# Clean mens 40's Huffman tank bike on KY auctionzip.



## bikewhorder (Jul 25, 2013)

http://www.auctionzip.com/cgi-bin/a...p=04861&idxSearchCategory=0&txtSearchRadius=0


----------



## OldRider (Jul 25, 2013)

If that is original paint it looks super clean.......I love those long tanks.


----------



## Flat Tire (Sep 16, 2013)

Well I made the 125 mile trip and won this beauty....took it for a short ride today and snapped some pics.....supposedly 1 owner and sure looks like it! Didnt take much to clean it up, I added the speedo, knuckle guards and license. Not sure about the Lobdell seat but its nice and the wheels are stamped Lobdell also, so its staying. Love the Belknap badge!
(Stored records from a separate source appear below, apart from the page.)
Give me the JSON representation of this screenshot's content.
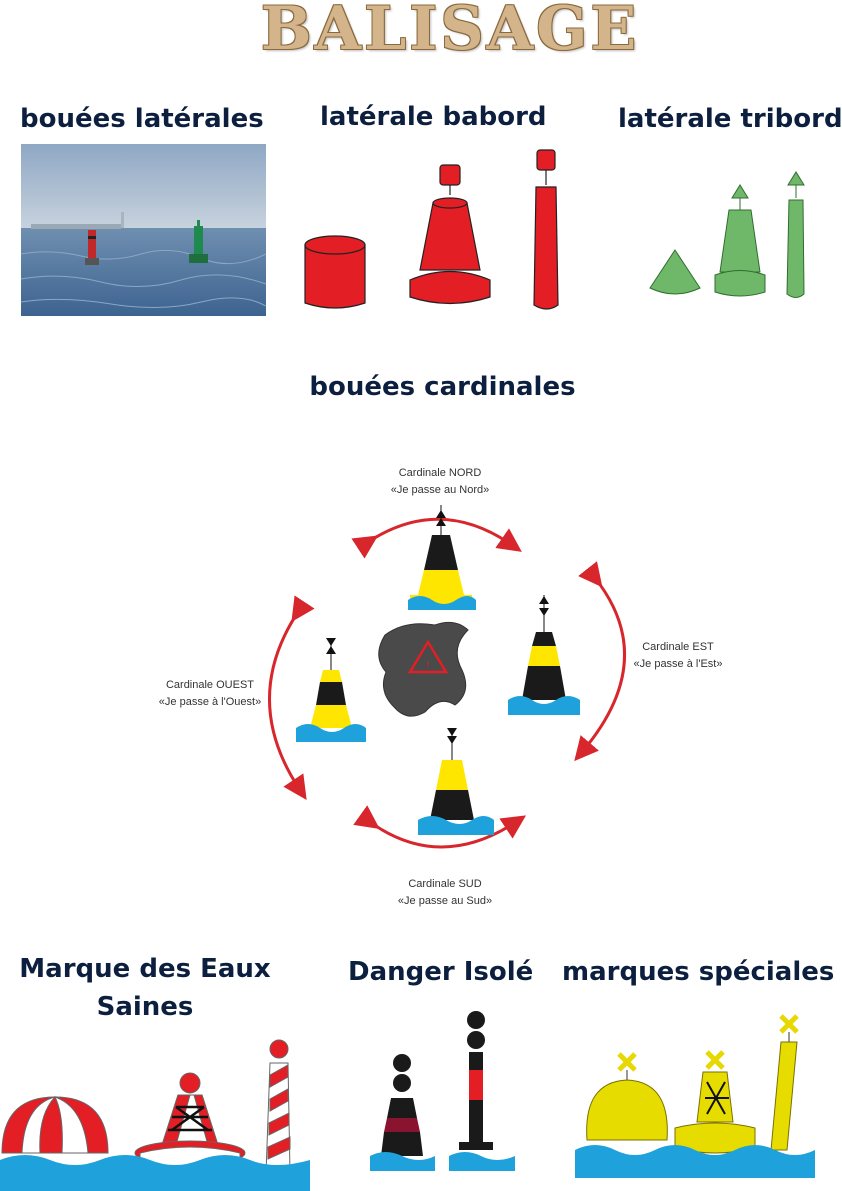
{
  "title": "BALISAGE",
  "sections": {
    "laterales": "bouées latérales",
    "babord": "latérale babord",
    "tribord": "latérale tribord",
    "cardinales": "bouées cardinales",
    "eaux_saines": "Marque des Eaux Saines",
    "danger_isole": "Danger Isolé",
    "speciales": "marques spéciales"
  },
  "cardinal_labels": {
    "nord_title": "Cardinale NORD",
    "nord_sub": "«Je passe au Nord»",
    "est_title": "Cardinale EST",
    "est_sub": "«Je passe à l'Est»",
    "ouest_title": "Cardinale OUEST",
    "ouest_sub": "«Je passe à l'Ouest»",
    "sud_title": "Cardinale SUD",
    "sud_sub": "«Je passe au Sud»"
  },
  "colors": {
    "red": "#e31e24",
    "green": "#6fb86a",
    "yellow": "#ffe600",
    "black": "#1a1a1a",
    "water": "#1fa2dc",
    "title": "#d4b48a",
    "heading": "#0c1f3f"
  }
}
Just need a bezel for the fender light but I'll probably have to buy a complete unit.
The auctioneer told me he wasnt taking live phone bids, but when I got there he had changed his mind.....so I know it was some Cabers calling in bids! $900.00 bucks out the door, wish I could have paid less but I'm happy with that, complete originals just dont show up much these days.....


----------



## Flat Tire (Sep 16, 2013)

*Couple more pics*


----------



## decotriumph (Sep 16, 2013)

What a beauty!


----------



## THEGOLDENGREEK (Sep 16, 2013)

Woow she cleaned up really nice there!! Nice bike and good luck with it.


----------



## kingfish254 (Sep 16, 2013)

What a great bike!
Congrats!


----------



## Oldnut (Sep 16, 2013)

*Huffman*

What a bike these huffmans are so hard to find in this condition.wow a 41 with the first year springer worth every cent! For sale?


----------



## Flat Tire (Sep 16, 2013)

Thanks guys!  It was an overcast day, but on a sunny day it seems to almost change colors....
and of course its not for sale Ron, ha! but I do have some cool streamers for sale on another thread!


----------



## Dave K (Sep 16, 2013)

Great bike!!!


----------



## Gary Mc (Sep 16, 2013)

Beautiful bike, congratulations!!!!!!!!!


----------



## bricycle (Sep 16, 2013)

2 die for!!!!!!


----------



## stoney (Sep 16, 2013)

Real nice bike, I love maroon paint. Hey, as we talked on a thread recently about current terms---a disliked term---SMALLS---Their ad said   TONS OF SMALLS----did you get any?


----------



## silvertonguedevil (Sep 16, 2013)

Gorgeous bike! Wow!


----------



## Oldnut (Sep 16, 2013)

*41 huffman*

The 41 I picked up earlier came from a hardware store in Covington ky must be a huffman area hmm--


----------



## Flat Tire (Sep 16, 2013)

Lots of smalls Stoney but not bike related and nuthin else I wanted except a couple signs that went for more than I'd pay.


----------



## ZOOK (Sep 16, 2013)

well you weren't lying when you said you only buy certain bikes. looks like it was worth the drive for that certain bike. Nice!


----------



## rollfaster (Sep 16, 2013)

*Beautiful!!!!*

That bike is spectacular. Congrats.


----------



## hoofhearted (Sep 17, 2013)

*NEWS-FLASH ... '41 Huffman Causes L. Ron Hubbard To Speak Lilliputian ........*

DON ... that Huffman is as pretty as seventeen parakeets on a stick !!!  

You Done Good !!!!!!!!!

............  patric


----------